The people who still believe in Sam hate me, but to be clear, his group is not FLDS. They’re a very small cult subset of the FLDS. So that’s completely different.
Do you see any of them out in public still?
Yeah. In fact, just the other day, I saw somebody coming out of the store — two of people who believe in Sam — and I smiled and waved at them and I just got a dirty look. But you know what? I would probably feel the same if I were them. And I’m still here for them, and even if these people hate me, I’m not gonna hate them back.

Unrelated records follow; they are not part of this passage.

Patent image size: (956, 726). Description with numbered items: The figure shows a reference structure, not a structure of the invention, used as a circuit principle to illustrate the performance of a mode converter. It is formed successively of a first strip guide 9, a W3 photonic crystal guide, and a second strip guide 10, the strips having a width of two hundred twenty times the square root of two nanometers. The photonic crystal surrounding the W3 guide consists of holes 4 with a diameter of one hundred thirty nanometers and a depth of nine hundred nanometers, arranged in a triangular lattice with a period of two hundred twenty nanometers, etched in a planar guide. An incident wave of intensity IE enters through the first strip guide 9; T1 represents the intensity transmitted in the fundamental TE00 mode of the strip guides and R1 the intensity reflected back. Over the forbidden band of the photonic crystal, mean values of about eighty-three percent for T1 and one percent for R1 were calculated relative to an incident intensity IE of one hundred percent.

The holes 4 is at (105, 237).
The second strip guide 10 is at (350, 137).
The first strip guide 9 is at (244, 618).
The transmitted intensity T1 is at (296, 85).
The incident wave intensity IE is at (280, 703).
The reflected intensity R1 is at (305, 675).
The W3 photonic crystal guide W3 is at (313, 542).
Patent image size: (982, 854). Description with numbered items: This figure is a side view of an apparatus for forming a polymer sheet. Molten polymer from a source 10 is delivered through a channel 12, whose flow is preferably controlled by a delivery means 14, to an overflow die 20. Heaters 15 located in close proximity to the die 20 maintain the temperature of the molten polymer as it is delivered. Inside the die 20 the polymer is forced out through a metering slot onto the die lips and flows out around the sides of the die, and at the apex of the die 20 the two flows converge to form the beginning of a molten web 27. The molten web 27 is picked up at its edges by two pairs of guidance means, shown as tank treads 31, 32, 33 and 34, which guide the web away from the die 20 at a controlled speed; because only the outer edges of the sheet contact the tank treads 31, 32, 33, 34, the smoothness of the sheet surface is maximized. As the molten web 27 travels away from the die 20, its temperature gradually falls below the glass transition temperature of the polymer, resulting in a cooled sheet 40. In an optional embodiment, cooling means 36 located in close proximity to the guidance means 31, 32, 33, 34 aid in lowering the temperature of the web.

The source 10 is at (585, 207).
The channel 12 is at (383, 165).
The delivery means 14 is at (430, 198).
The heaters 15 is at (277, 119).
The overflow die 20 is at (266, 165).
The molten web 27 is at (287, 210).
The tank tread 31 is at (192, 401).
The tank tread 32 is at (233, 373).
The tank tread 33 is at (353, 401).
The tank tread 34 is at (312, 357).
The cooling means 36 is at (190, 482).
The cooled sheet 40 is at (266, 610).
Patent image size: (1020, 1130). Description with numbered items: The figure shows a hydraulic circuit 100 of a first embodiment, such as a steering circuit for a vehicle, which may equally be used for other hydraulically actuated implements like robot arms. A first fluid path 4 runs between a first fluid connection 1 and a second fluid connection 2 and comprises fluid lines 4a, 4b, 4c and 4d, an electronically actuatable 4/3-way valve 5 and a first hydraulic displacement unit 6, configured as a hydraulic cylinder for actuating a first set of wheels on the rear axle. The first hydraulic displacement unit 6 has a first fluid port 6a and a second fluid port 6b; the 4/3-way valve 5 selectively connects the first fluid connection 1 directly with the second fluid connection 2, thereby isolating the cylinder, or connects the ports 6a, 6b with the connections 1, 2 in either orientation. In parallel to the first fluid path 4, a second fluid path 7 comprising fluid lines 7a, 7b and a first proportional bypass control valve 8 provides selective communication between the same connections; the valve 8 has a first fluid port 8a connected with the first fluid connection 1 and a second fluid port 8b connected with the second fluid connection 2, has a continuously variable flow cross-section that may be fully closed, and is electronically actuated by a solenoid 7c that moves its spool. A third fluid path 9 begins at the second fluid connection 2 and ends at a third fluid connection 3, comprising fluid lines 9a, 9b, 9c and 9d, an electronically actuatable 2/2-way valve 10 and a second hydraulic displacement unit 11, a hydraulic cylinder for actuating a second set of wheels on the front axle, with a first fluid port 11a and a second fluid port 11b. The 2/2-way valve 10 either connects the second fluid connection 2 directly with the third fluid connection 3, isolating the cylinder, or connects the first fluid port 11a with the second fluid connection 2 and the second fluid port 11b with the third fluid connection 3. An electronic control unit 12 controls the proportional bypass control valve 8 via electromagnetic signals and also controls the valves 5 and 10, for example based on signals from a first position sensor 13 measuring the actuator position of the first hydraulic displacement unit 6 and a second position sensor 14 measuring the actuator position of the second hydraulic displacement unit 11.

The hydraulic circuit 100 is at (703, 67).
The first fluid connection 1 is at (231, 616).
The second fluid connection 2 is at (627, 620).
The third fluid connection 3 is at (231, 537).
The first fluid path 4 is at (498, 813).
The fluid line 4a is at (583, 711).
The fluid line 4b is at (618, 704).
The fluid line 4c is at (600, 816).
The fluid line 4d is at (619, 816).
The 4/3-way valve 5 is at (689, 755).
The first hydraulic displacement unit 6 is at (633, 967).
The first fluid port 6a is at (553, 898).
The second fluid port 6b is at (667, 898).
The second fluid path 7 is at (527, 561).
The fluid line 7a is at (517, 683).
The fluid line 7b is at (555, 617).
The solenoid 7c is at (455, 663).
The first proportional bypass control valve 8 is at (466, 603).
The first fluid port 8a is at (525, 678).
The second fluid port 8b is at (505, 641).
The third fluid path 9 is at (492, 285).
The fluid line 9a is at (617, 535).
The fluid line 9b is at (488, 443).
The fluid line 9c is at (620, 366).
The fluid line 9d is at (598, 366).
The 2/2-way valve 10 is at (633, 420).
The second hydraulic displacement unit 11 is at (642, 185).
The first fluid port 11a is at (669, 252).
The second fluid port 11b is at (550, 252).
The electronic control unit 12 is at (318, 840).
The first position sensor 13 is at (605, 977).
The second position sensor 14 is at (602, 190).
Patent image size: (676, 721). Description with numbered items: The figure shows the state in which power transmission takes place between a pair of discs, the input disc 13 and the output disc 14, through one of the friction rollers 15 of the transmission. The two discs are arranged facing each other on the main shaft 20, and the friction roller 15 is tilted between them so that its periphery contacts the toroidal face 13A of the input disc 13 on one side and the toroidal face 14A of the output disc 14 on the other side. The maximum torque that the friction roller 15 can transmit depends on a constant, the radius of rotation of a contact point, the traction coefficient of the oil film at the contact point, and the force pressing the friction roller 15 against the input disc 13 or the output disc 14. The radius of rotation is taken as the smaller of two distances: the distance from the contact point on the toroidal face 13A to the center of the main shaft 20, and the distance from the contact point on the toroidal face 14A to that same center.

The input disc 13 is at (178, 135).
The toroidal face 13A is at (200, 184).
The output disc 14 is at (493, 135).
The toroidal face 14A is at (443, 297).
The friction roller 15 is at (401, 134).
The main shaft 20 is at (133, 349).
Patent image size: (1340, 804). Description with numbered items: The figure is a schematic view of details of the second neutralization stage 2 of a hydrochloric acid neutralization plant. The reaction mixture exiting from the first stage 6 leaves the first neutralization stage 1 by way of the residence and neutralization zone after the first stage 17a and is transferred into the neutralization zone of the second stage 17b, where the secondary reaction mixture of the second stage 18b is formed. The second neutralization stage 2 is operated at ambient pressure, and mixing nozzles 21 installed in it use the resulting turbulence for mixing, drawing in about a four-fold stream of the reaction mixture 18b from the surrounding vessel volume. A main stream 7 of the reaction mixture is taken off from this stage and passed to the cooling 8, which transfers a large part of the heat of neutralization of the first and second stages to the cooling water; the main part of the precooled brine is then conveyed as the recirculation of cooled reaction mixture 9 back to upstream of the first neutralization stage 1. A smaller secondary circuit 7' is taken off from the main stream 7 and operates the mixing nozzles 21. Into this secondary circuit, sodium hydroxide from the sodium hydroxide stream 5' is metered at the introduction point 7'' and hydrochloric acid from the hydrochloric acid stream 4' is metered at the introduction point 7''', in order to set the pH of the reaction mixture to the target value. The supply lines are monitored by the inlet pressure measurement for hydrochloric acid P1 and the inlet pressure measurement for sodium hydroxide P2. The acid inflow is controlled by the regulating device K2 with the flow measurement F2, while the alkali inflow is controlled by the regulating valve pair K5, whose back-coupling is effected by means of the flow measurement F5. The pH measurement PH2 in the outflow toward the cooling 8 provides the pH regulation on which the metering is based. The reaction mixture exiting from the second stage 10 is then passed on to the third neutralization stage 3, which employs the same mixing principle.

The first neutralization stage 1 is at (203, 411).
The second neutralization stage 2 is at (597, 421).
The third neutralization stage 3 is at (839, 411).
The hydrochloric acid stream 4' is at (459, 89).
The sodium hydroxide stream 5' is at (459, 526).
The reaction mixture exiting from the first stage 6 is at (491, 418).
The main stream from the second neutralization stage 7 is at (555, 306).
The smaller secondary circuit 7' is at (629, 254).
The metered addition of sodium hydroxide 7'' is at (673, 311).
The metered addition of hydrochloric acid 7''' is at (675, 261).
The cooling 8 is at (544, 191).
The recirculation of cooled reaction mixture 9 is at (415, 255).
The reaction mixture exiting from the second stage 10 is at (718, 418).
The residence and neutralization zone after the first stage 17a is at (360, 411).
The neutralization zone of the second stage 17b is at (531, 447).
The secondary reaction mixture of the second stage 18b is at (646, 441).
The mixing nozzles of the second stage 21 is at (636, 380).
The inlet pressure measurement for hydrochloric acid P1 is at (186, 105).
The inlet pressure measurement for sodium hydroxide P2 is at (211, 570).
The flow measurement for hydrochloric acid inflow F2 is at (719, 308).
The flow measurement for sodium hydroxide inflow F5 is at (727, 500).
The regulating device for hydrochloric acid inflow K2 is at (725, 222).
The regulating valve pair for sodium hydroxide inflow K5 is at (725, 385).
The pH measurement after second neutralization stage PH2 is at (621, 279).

I know that they have things going on in their brains.
This is probably too dumbed-down a way to ask a question about two very bad men, but since we’ve had Keep Sweet: Pray and Obey that chronicled the downfall of Warren Jeffs and now your work that turned into Trust Me: The False Prophet that directly took down his self-appointed successor, Sam Bateman… who was worse?
OK, so funny that you should ask this because just this weekend, someone came over, somebody ex-FLDS, and they just watched the whole series with an entire group of ex-FLDS people. And what they said was, Sam was worse. Sam was worse. So Warren Jeffs impacted a lot more people, but on an interpersonal level, as to what he put upon those who followed him, their consensus was, yeah, Sam Bateman was worse.
Is there a new Samuel Bateman yet, or is he still running his cult from prison?
They’re following him while he’s in jail. It’s very frustrating that he even gets to talk to them from there.